The SEC adopted a final rule in August of 2015 requiring companies to disclose the ratio of their CEOs’ compensation to that of the median compensation of their employees, which includes part-time, temporary and foreign employees. The new rule is one of the mandates required under the Dodd-Frank Wall Street Reform and Consumer Protection Act.
This rule under the Dodd-Frank Act will go in effect for a company’s fiscal year beginning on or after January 1, 2017. Companies will be required to report certain figures in registration statements, proxy and information statements, and annual reports that already include executive compensation information. Such information is intended to provide additional information to investors as they assess CEO compensation packages.

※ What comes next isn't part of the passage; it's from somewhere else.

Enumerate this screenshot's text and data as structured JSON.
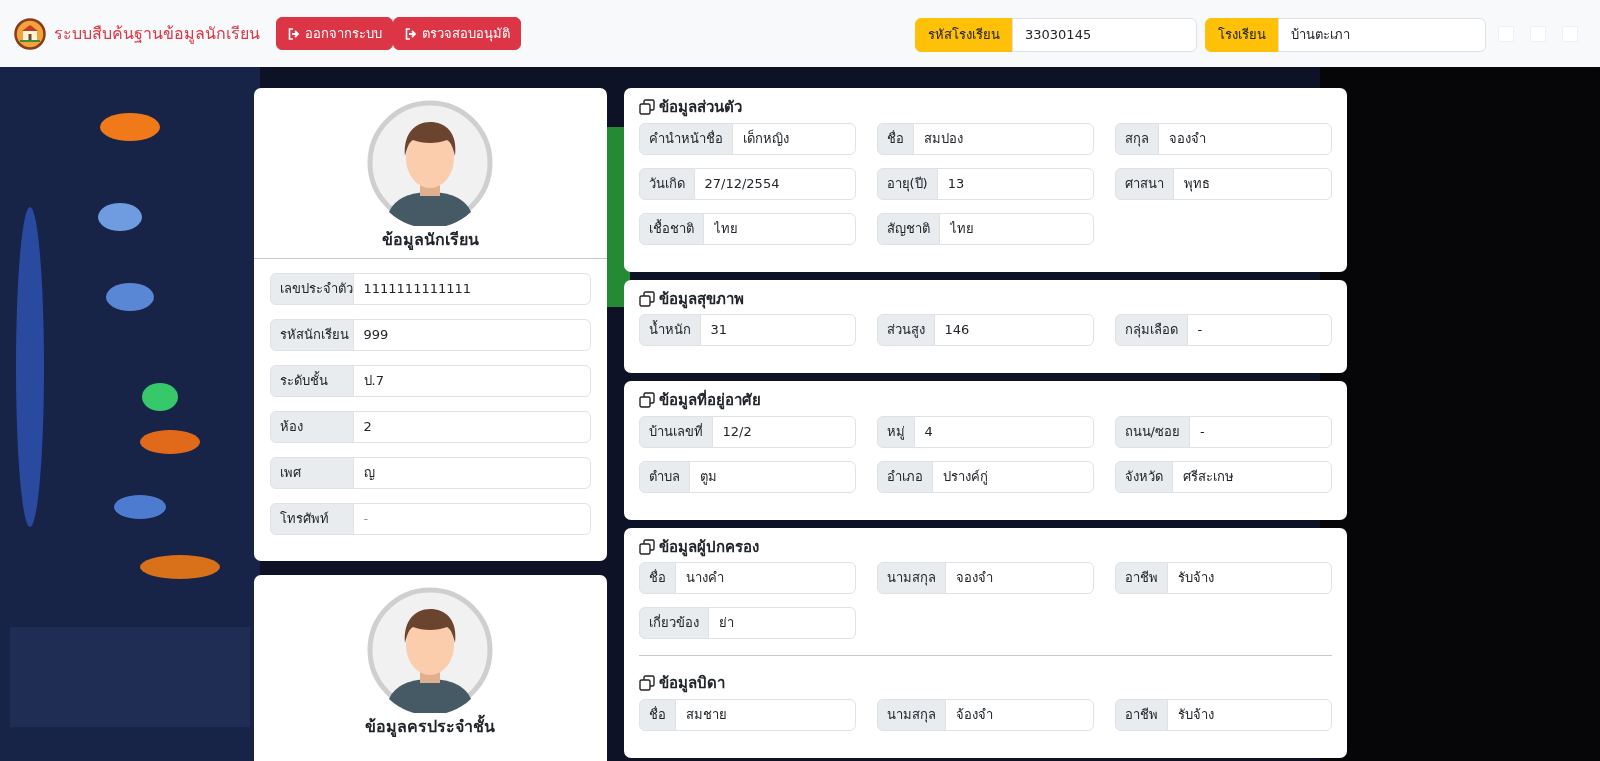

The companies must disclose the following information:
- The median of the total annual compensation of all employees excluding the CEO;
- The annual total compensation of the CEO; and
- The ratio of the two amounts.
Each company will be allowed to use its own methodology for determining the ratio based on facts and circumstances. However, the company will be required to explain the methodology used in computing the ratio.
Not all businesses will be subject to this rule. Currently, only public companies that are required to disclose executive compensation information under Item 402(c)(2)(x) of Regulation S-K are subject to the “Pay Ratio” rule. Foreign private issuers, multijurisdictional disclosure system filers, smaller reporting companies, emerging growth companies, and registered investment companies are not subject to the this reporting requirement.